Businesses today are challenged by serving "two masters": on the one hand it’s the consumer-facing activities of sales, services and marketing; and financial cost management on the other. Today, it's even more critical to bring the two together, as companies look to enrich and profit from every customer interaction. Otherwise, how does management know how to invest in the right channels to deal with customers, while extracting the most from the sales and service dollar?

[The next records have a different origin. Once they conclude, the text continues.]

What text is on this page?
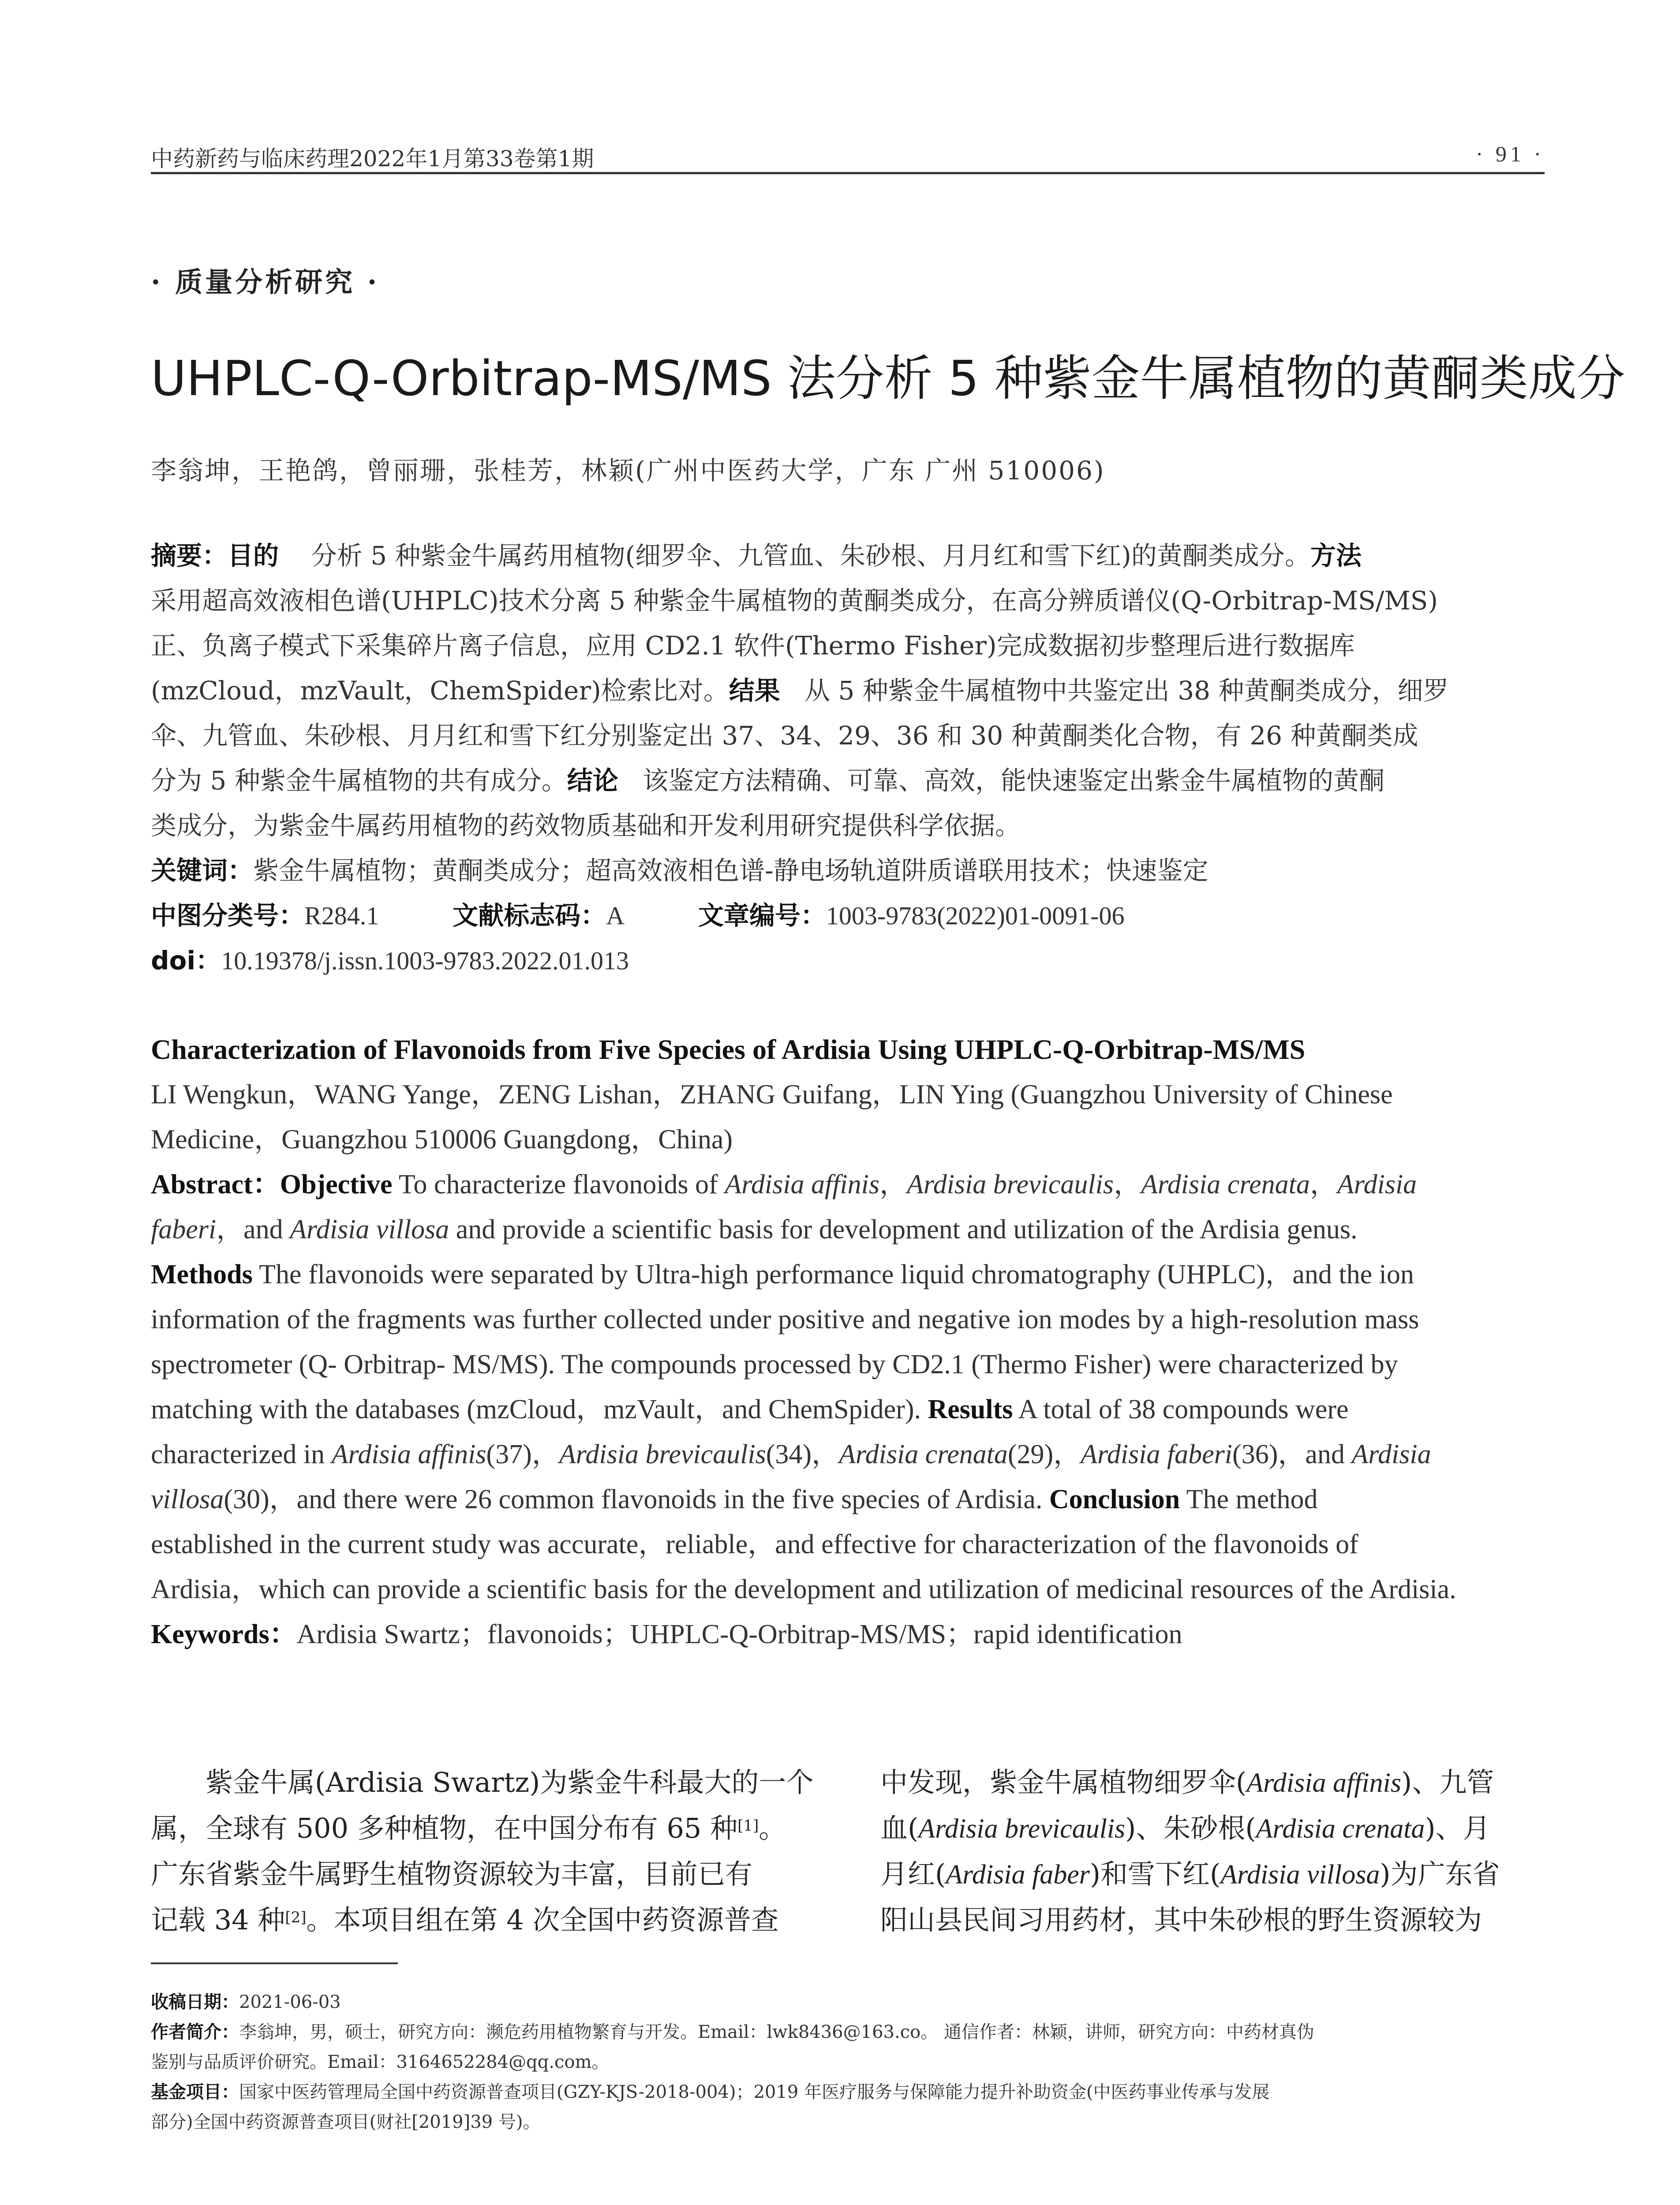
中药新药与临床药理2022年1月第33卷第1期	· 91 ·
· 质量分析研究 ·
UHPLC-Q-Orbitrap-MS/MS 法分析 5 种紫金牛属植物的黄酮类成分
李翁坤，王艳鸽，曾丽珊，张桂芳，林颖(广州中医药大学，广东 广州 510006)
摘要：目的 分析 5 种紫金牛属药用植物(细罗伞、九管血、朱砂根、月月红和雪下红)的黄酮类成分。方法
采用超高效液相色谱(UHPLC)技术分离 5 种紫金牛属植物的黄酮类成分，在高分辨质谱仪(Q-Orbitrap-MS/MS)
正、负离子模式下采集碎片离子信息，应用 CD2.1 软件(Thermo Fisher)完成数据初步整理后进行数据库
(mzCloud，mzVault，ChemSpider)检索比对。结果 从 5 种紫金牛属植物中共鉴定出 38 种黄酮类成分，细罗
伞、九管血、朱砂根、月月红和雪下红分别鉴定出 37、34、29、36 和 30 种黄酮类化合物，有 26 种黄酮类成
分为 5 种紫金牛属植物的共有成分。结论 该鉴定方法精确、可靠、高效，能快速鉴定出紫金牛属植物的黄酮
类成分，为紫金牛属药用植物的药效物质基础和开发利用研究提供科学依据。
关键词：紫金牛属植物；黄酮类成分；超高效液相色谱-静电场轨道阱质谱联用技术；快速鉴定
中图分类号：R284.1	文献标志码：A	文章编号：1003-9783(2022)01-0091-06
doi：10.19378/j.issn.1003-9783.2022.01.013
Characterization of Flavonoids from Five Species of Ardisia Using UHPLC-Q-Orbitrap-MS/MS
LI Wengkun，WANG Yange，ZENG Lishan，ZHANG Guifang，LIN Ying (Guangzhou University of Chinese
Medicine，Guangzhou 510006 Guangdong，China)
Abstract：Objective To characterize flavonoids of Ardisia affinis，Ardisia brevicaulis，Ardisia crenata，Ardisia
faberi，and Ardisia villosa and provide a scientific basis for development and utilization of the Ardisia genus.
Methods The flavonoids were separated by Ultra-high performance liquid chromatography (UHPLC)，and the ion
information of the fragments was further collected under positive and negative ion modes by a high-resolution mass
spectrometer (Q- Orbitrap- MS/MS). The compounds processed by CD2.1 (Thermo Fisher) were characterized by
matching with the databases (mzCloud，mzVault，and ChemSpider). Results A total of 38 compounds were
characterized in Ardisia affinis(37)，Ardisia brevicaulis(34)，Ardisia crenata(29)，Ardisia faberi(36)，and Ardisia
villosa(30)，and there were 26 common flavonoids in the five species of Ardisia. Conclusion The method
established in the current study was accurate，reliable，and effective for characterization of the flavonoids of
Ardisia，which can provide a scientific basis for the development and utilization of medicinal resources of the Ardisia.
Keywords：Ardisia Swartz；flavonoids；UHPLC-Q-Orbitrap-MS/MS；rapid identification
紫金牛属(Ardisia Swartz)为紫金牛科最大的一个
属，全球有 500 多种植物，在中国分布有 65 种[1]。
广东省紫金牛属野生植物资源较为丰富，目前已有
记载 34 种[2]。本项目组在第 4 次全国中药资源普查
中发现，紫金牛属植物细罗伞(Ardisia affinis)、九管
血(Ardisia brevicaulis)、朱砂根(Ardisia crenata)、月
月红(Ardisia faber)和雪下红(Ardisia villosa)为广东省
阳山县民间习用药材，其中朱砂根的野生资源较为
收稿日期：2021-06-03
作者简介：李翁坤，男，硕士，研究方向：濒危药用植物繁育与开发。Email：lwk8436@163.co。 通信作者：林颖，讲师，研究方向：中药材真伪
鉴别与品质评价研究。Email：3164652284@qq.com。
基金项目：国家中医药管理局全国中药资源普查项目(GZY-KJS-2018-004)；2019 年医疗服务与保障能力提升补助资金(中医药事业传承与发展
部分)全国中药资源普查项目(财社[2019]39 号)。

To be build loyalty through marketing, while being financially competitive, companies must be able to determine the best tradeoff between effectiveness and efficiency. Companies need to look at up-sell, cross-sell, customer service levels and average sales price and then correlate that information with traditional back-office metrics, such as cost, load and channel expense. By leveraging this information, managers can gain additional insights and perform root-cause analysis.

Measurement is key. If you can't measure your performance, and how it has changed over time, there is no way to improve it. Performance management needs to couple these capabilities with processes and technologies that allow continuous and measured improvement, as well as rapid and low risk implementation.